# PRiMeR Software Examples

## Introduction
This directory contains the `PRiMeR_quickstart.ipynb` notebook, which demonstrates how to use the PRiMeR framework along with baseline models on your data. Originally, our experiments utilized real exposures from the UK Biobank (UKBB), including simulations. Here, we provide an example using synthetic data, which can be generated using the `generate_data.py` script, enabling users to explore PRiMeR's functionalities without access to UKBB data.

## Inputs to PRiMeR Quickstart
The notebook utilizes the following data files:
- **risk factor file**: Parquet file containing data for `n_individuals` x `n_risk factors`.
- **genotype file**: Binary PLINK files for `n_individuals` and selected independent variants (variants are selected through the GWAS and joint clumping procedure on risk factors as described in the paper).
- **covariate file**: Parquet file containing data for `n_individuals` x `n_covariates`.
- **sumstats file**: Parquet file containing external disease summary statistics, harmonized with the variants in the BED file.
- **followup outcome**: Parquet file containing `n_individuals` x `1` followup data. This file is not required to train PRiMeR and may remain unobserved in real data applications. In the notebook, it is available as we consider simulated data and is used for the validation of our predictors learned by the MR-based models.

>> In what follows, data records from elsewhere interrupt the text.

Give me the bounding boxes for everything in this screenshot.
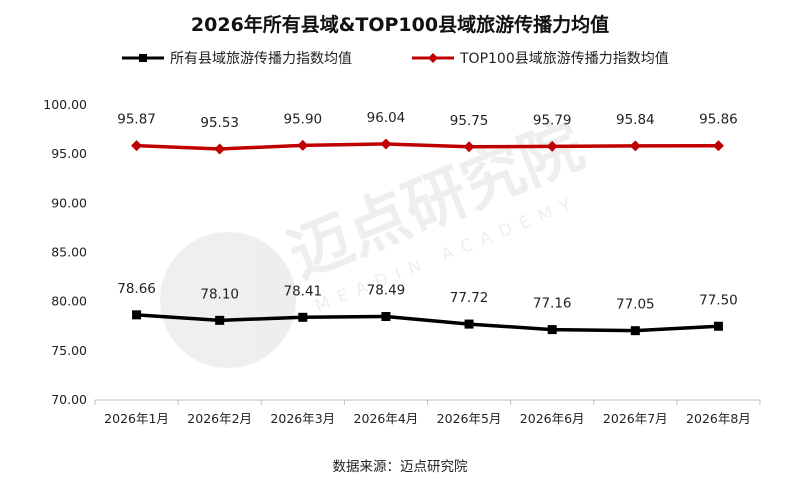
- series-2: 95.87 95.53 95.90 96.04 95.75 95.79 95.84 95.86: [117, 110, 738, 155]
- data-label: 78.49: [367, 283, 406, 299]
- source-note: 数据来源：迈点研究院: [333, 459, 468, 475]
- data-label: 95.53: [200, 115, 239, 131]
- legend-item-top100: TOP100县域旅游传播力指数均值: [412, 51, 669, 67]
- legend-marker-top100: [428, 53, 438, 63]
- y-tick-label: 95.00: [51, 146, 87, 161]
- data-label: 95.79: [533, 112, 572, 128]
- legend-marker-all: [139, 54, 147, 62]
- data-point: [630, 326, 640, 336]
- x-tick-label: 2026年8月: [686, 411, 751, 426]
- data-point: [463, 141, 475, 153]
- data-point: [464, 319, 474, 329]
- data-label: 77.50: [699, 292, 738, 308]
- series-line: [136, 142, 719, 151]
- data-point: [214, 143, 226, 155]
- y-tick-label: 90.00: [51, 195, 87, 210]
- data-point: [381, 312, 391, 322]
- y-tick-label: 75.00: [51, 343, 87, 358]
- data-point: [546, 140, 558, 152]
- series-1: 78.66 78.10 78.41 78.49 77.72 77.16 77.05 77.50: [117, 281, 738, 336]
- legend: 所有县域旅游传播力指数均值 TOP100县域旅游传播力指数均值: [122, 51, 669, 67]
- data-point: [215, 315, 225, 325]
- x-tick-label: 2026年1月: [104, 411, 169, 426]
- data-point: [629, 140, 641, 152]
- legend-item-all-counties: 所有县域旅游传播力指数均值: [122, 51, 352, 67]
- x-tick-label: 2026年7月: [603, 411, 668, 426]
- x-tick-label: 2026年2月: [187, 411, 252, 426]
- data-label: 78.66: [117, 281, 156, 297]
- y-axis: 70.00 75.00 80.00 85.00 90.00 95.00 100.00: [43, 97, 87, 407]
- data-label: 77.05: [616, 297, 655, 313]
- watermark-logo: [160, 232, 296, 368]
- data-point: [547, 325, 557, 335]
- data-label: 78.10: [200, 286, 239, 302]
- data-point: [298, 312, 308, 322]
- data-label: 95.87: [117, 112, 156, 128]
- data-label: 96.04: [367, 110, 406, 126]
- legend-label-all: 所有县域旅游传播力指数均值: [170, 51, 352, 67]
- chart-title: 2026年所有县域&TOP100县域旅游传播力均值: [191, 13, 609, 36]
- x-tick-label: 2026年5月: [437, 411, 502, 426]
- data-label: 95.90: [283, 111, 322, 127]
- data-point: [713, 321, 723, 331]
- plot-area: 78.66 78.10 78.41 78.49 77.72 77.16 77.05 77.50…: [117, 110, 738, 336]
- data-label: 95.84: [616, 112, 655, 128]
- data-point: [380, 138, 392, 150]
- data-point: [297, 139, 309, 151]
- data-label: 95.86: [699, 112, 738, 128]
- data-point: [712, 140, 724, 152]
- x-axis: 2026年1月 2026年2月 2026年3月 2026年4月 2026年5月 2026年…: [94, 399, 761, 426]
- x-tick-label: 2026年6月: [520, 411, 585, 426]
- x-tick-label: 2026年3月: [270, 411, 335, 426]
- legend-label-top100: TOP100县域旅游传播力指数均值: [459, 51, 669, 67]
- data-label: 95.75: [450, 113, 489, 129]
- data-label: 77.16: [533, 296, 572, 312]
- y-tick-label: 70.00: [51, 392, 87, 407]
- data-label: 78.41: [283, 283, 322, 299]
- data-label: 77.72: [450, 290, 489, 306]
- y-tick-label: 100.00: [43, 97, 87, 112]
- data-point: [131, 140, 143, 152]
- y-tick-label: 80.00: [51, 294, 87, 309]
- x-tick-label: 2026年4月: [354, 411, 419, 426]
- series-line: [136, 313, 719, 333]
- data-point: [132, 310, 142, 320]
- y-tick-label: 85.00: [51, 245, 87, 260]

## Example with Generated Data
To showcase the formats of the data and the execution of all methods, we use the simulated data generated by `generate_data.py`.
The script simulates the data using the following steps:
1. **Simulate Variants**: Variants are simulated from a binomial distribution with two trials and allele frequencies uniformly distributed between 2% and 20%. We set `num_qtls_rf` QTLs affecting each risk factor with `num_shared_qtls_rf` QTLs affecting all risk factors.
2. **Simulate Risk Factors**: `num_rfs` risk factors are simulated such that the variance explained cumulatively by all QTLs is `var_geno` for each risk factor.
3. **Simulate Aggregate Risk and Outcome**: From all risk factors using the strategy explained in the simulations section of our paper.
4. **Data Splitting**: The dataset is split into an outcome split with sample size `no` (where GWAS of the outcome is performed and summary statistics are computed) and a population cohort split `ne` (where population-level data for risk factors and genetics are available, see also Figure 1 of the main manuscript).
5. **Data Export**: All data are exported to the designated output directory, typically `./../data`.

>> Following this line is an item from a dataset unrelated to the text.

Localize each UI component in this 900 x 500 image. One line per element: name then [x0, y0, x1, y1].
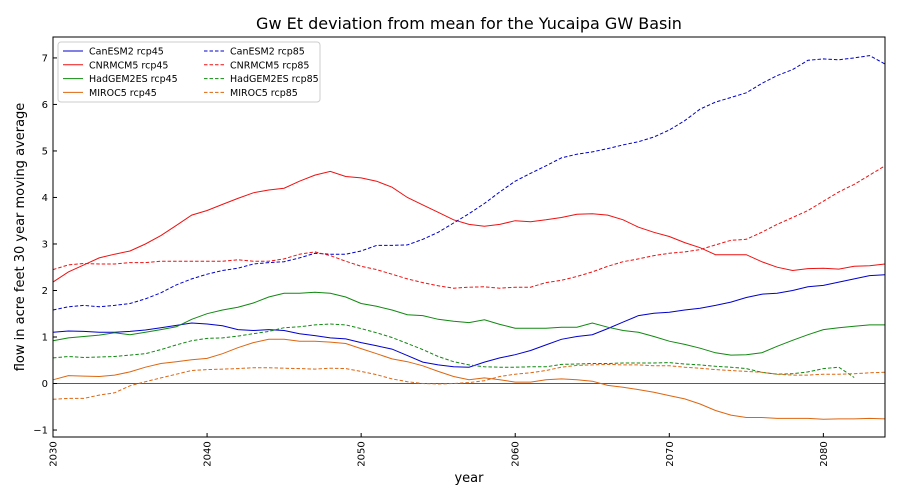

We can generate data with default parameters `num_rfs=30`, `num_qtls_rf=30`, `num_shared_qtls_rf=5`, `var_geno=0.2`, `no=50_000`, and `ne=50_000`, using the following command:
```bash
python generate_data.py
```
All files are exported by default at `../data`.

## Conclusion
This example serves as a practical guide to understanding and using the PRiMeR software with simulated data, allowing users to fully replicate our computational experiments and adapt them to their datasets. The released software, example code and simulation functions can be used to reproduce all experiments in the PRiMeR paper, assuming access to the relevant fields in the UKBB dataset.